Hi! Which nightly version are you using and could you share your
prodigy.json configuration? Are you annotating with an existing dataset (i.e. adding more annotations to a dataset you previously created) or a new dataset?
I have the same issue and I am running version 1.11.0a4. The only configuration in my
prodigy.json is to set the sqlite database. I am annotating with a new dataset.
Same issue when using
Can you try setting the environment variable
PRODIGY_LEGACY=1? This should work around whatever might be causing this.
Hello, new on here. I received the nightly release a few days ago and have separate virtual environments set up for the stable version, the nightly release I originally received (a4) and the one I got last night (a5).
I was running into this issue as well while trying to run ner.teach on multi-word spans identified with the help of sense2vec.teach. I tried the following command in each of the three builds (stable,a4,a5):
prodigy ner.teach ner_lbl_dataset en_core_web_lg /path/to/source.txt --label LBL --patterns lbl_patterns.jsonl
My source text is several thousand examples long. In nightly a4, I found it stalled out at 10 annotations, while the stable build and a5 were not limited. Hopefully this is useful for someone!

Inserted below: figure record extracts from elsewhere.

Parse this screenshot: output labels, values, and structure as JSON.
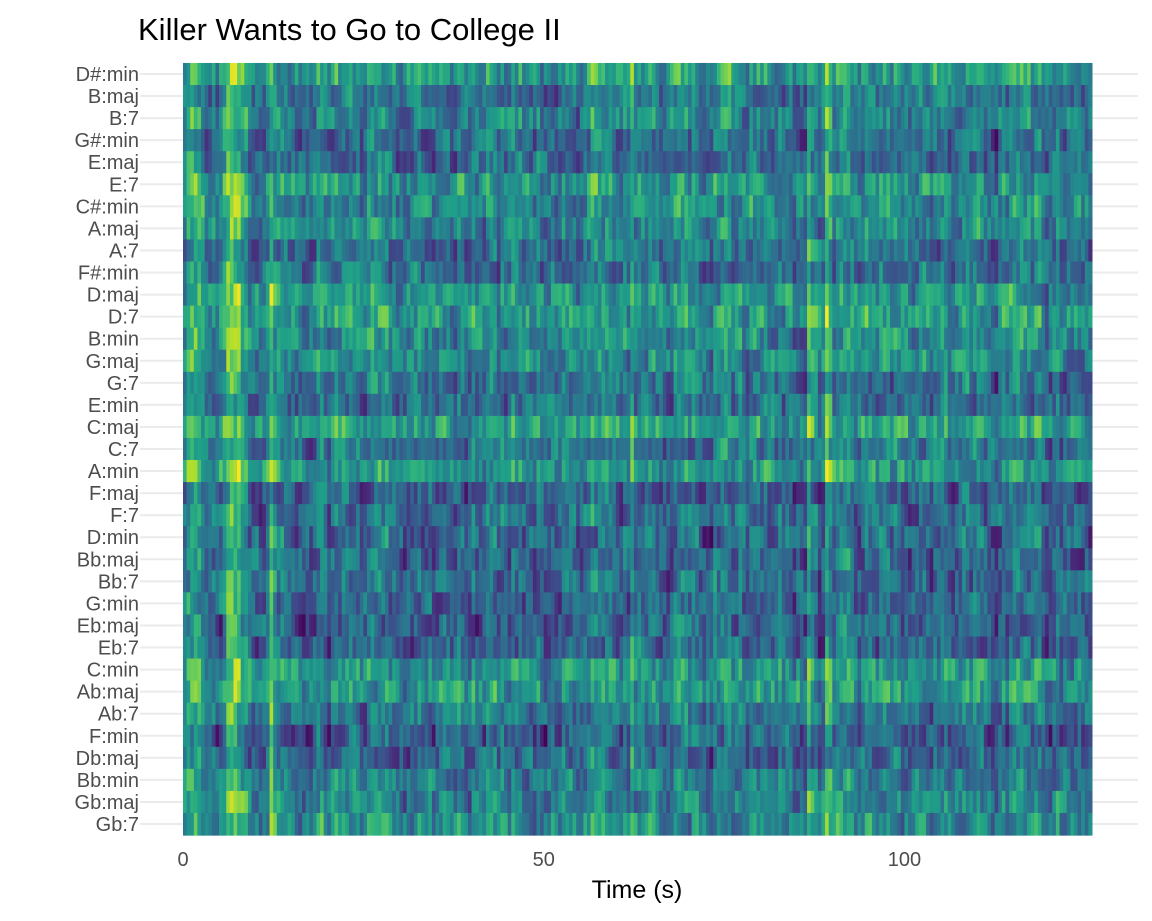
{
  "chart_data": {
    "type": "heatmap",
    "title": "Killer Wants to Go to College II",
    "xlabel": "Time (s)",
    "ylabel": "",
    "xlim": [
      0,
      126
    ],
    "x_ticks": [
      0,
      50,
      100
    ],
    "x_tick_labels": [
      "0",
      "50",
      "100"
    ],
    "y_categories": [
      "D#:min",
      "B:maj",
      "B:7",
      "G#:min",
      "E:maj",
      "E:7",
      "C#:min",
      "A:maj",
      "A:7",
      "F#:min",
      "D:maj",
      "D:7",
      "B:min",
      "G:maj",
      "G:7",
      "E:min",
      "C:maj",
      "C:7",
      "A:min",
      "F:maj",
      "F:7",
      "D:min",
      "Bb:maj",
      "Bb:7",
      "G:min",
      "Eb:maj",
      "Eb:7",
      "C:min",
      "Ab:maj",
      "Ab:7",
      "F:min",
      "Db:maj",
      "Bb:min",
      "Gb:maj",
      "Gb:7"
    ],
    "colormap": "viridis",
    "value_range": [
      0,
      1
    ],
    "time_step_s": 0.5,
    "grid": true,
    "legend": "none",
    "note": "Chord-likelihood per time frame; values estimated as a smoothly varying field with bright bands near 6-8s, 12s, 62s and 89s"
  }
}
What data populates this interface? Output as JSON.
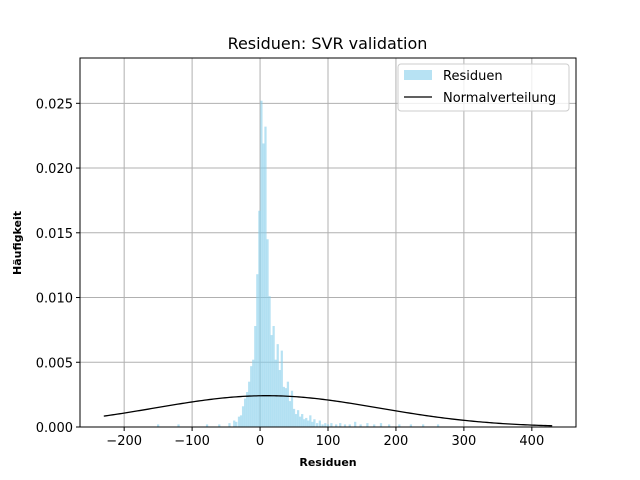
{
  "chart_data": {
    "type": "histogram",
    "title": "Residuen: SVR validation",
    "xlabel": "Residuen",
    "ylabel": "Häufigkeit",
    "xlim": [
      -265,
      465
    ],
    "ylim": [
      0,
      0.0285
    ],
    "grid": true,
    "legend_position": "top-right",
    "xticks": [
      -200,
      -100,
      0,
      100,
      200,
      300,
      400
    ],
    "xtick_labels": [
      "−200",
      "−100",
      "0",
      "100",
      "200",
      "300",
      "400"
    ],
    "yticks": [
      0.0,
      0.005,
      0.01,
      0.015,
      0.02,
      0.025
    ],
    "ytick_labels": [
      "0.000",
      "0.005",
      "0.010",
      "0.015",
      "0.020",
      "0.025"
    ],
    "series": [
      {
        "name": "Residuen",
        "kind": "histogram",
        "color": "#87ceeb",
        "bin_width": 3.3,
        "bars": [
          [
            -150,
            0.0002
          ],
          [
            -120,
            0.0002
          ],
          [
            -78,
            0.0002
          ],
          [
            -60,
            0.0002
          ],
          [
            -45,
            0.0003
          ],
          [
            -38,
            0.0005
          ],
          [
            -35,
            0.0004
          ],
          [
            -31,
            0.0008
          ],
          [
            -28,
            0.0009
          ],
          [
            -25,
            0.0016
          ],
          [
            -22,
            0.0022
          ],
          [
            -19,
            0.0027
          ],
          [
            -16,
            0.0035
          ],
          [
            -13,
            0.0047
          ],
          [
            -10,
            0.0052
          ],
          [
            -7,
            0.0078
          ],
          [
            -4,
            0.0118
          ],
          [
            -1,
            0.0167
          ],
          [
            2,
            0.0252
          ],
          [
            5,
            0.0219
          ],
          [
            8,
            0.0232
          ],
          [
            11,
            0.0145
          ],
          [
            14,
            0.0101
          ],
          [
            17,
            0.0071
          ],
          [
            20,
            0.0078
          ],
          [
            23,
            0.0052
          ],
          [
            26,
            0.0064
          ],
          [
            29,
            0.0044
          ],
          [
            32,
            0.0059
          ],
          [
            35,
            0.0031
          ],
          [
            38,
            0.003
          ],
          [
            41,
            0.0035
          ],
          [
            44,
            0.002
          ],
          [
            47,
            0.0028
          ],
          [
            50,
            0.0014
          ],
          [
            53,
            0.001
          ],
          [
            56,
            0.0013
          ],
          [
            59,
            0.0008
          ],
          [
            62,
            0.001
          ],
          [
            65,
            0.0006
          ],
          [
            68,
            0.0007
          ],
          [
            71,
            0.0005
          ],
          [
            74,
            0.0009
          ],
          [
            77,
            0.0004
          ],
          [
            80,
            0.0006
          ],
          [
            84,
            0.0003
          ],
          [
            88,
            0.0005
          ],
          [
            92,
            0.0002
          ],
          [
            96,
            0.0003
          ],
          [
            100,
            0.0002
          ],
          [
            105,
            0.0003
          ],
          [
            112,
            0.0002
          ],
          [
            118,
            0.0003
          ],
          [
            125,
            0.0002
          ],
          [
            132,
            0.0002
          ],
          [
            140,
            0.0004
          ],
          [
            148,
            0.0002
          ],
          [
            158,
            0.0003
          ],
          [
            168,
            0.0002
          ],
          [
            178,
            0.0003
          ],
          [
            190,
            0.0002
          ],
          [
            205,
            0.0002
          ],
          [
            222,
            0.0002
          ],
          [
            240,
            0.0002
          ],
          [
            262,
            0.0002
          ]
        ]
      },
      {
        "name": "Normalverteilung",
        "kind": "line",
        "color": "#000000",
        "mu": 10.0,
        "sigma": 165.0,
        "x_range": [
          -230,
          430
        ]
      }
    ]
  }
}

My prodigy.json file appears to be empty when I
Glad it worked and yes, I just realised I forgot to update this thread! We added a workaround in the latest nightly that falls back to the previous feeds behaviour and should resolve this problem
Hi, I was able to not get this problem for a while by using the PRODIGY_LEGACY=1 flag, but now it is coming back up again. I'm using the nightly prodigy-1.11.0a5 now, and with or without the flag, I am getting this issue. I'm using spacy installed from the github source. My annotation data is extremely long now, over 100k, so maybe that is why? I'm also prepopulating the annotation with a model before annotating.
By extremely long, do you mean the input data or the individual examples? The number of incoming examples shouldn't matter because the stream is only consumed in batches.
Do you have a custom recipe that pre-populates the annotations? If so, is there any case where your stream might yield
None values, or does the model take very long to process the texts? Also, is there any place where you're duplicating examples (e.g. to send out multiple suggestions)? And when you look at the hashes of the outgoing examples, do you see any duplicates there?
I see. I also turned the stream into a list and sorted it -- that's the only way I can get the stream to appear in order when there's more than on entity per annotation -- so it takes a little while on start up, but then it is fine.
Yea I do prepopulate, and I include streams that don't have entities -- I think this makes sense in case the prepopulating model makes a mistake. But I'm having this issue quite regularly at once every 10 annotations, so I don't feel like this is the only issue. There are no duplicates, I have de-duplicated everything.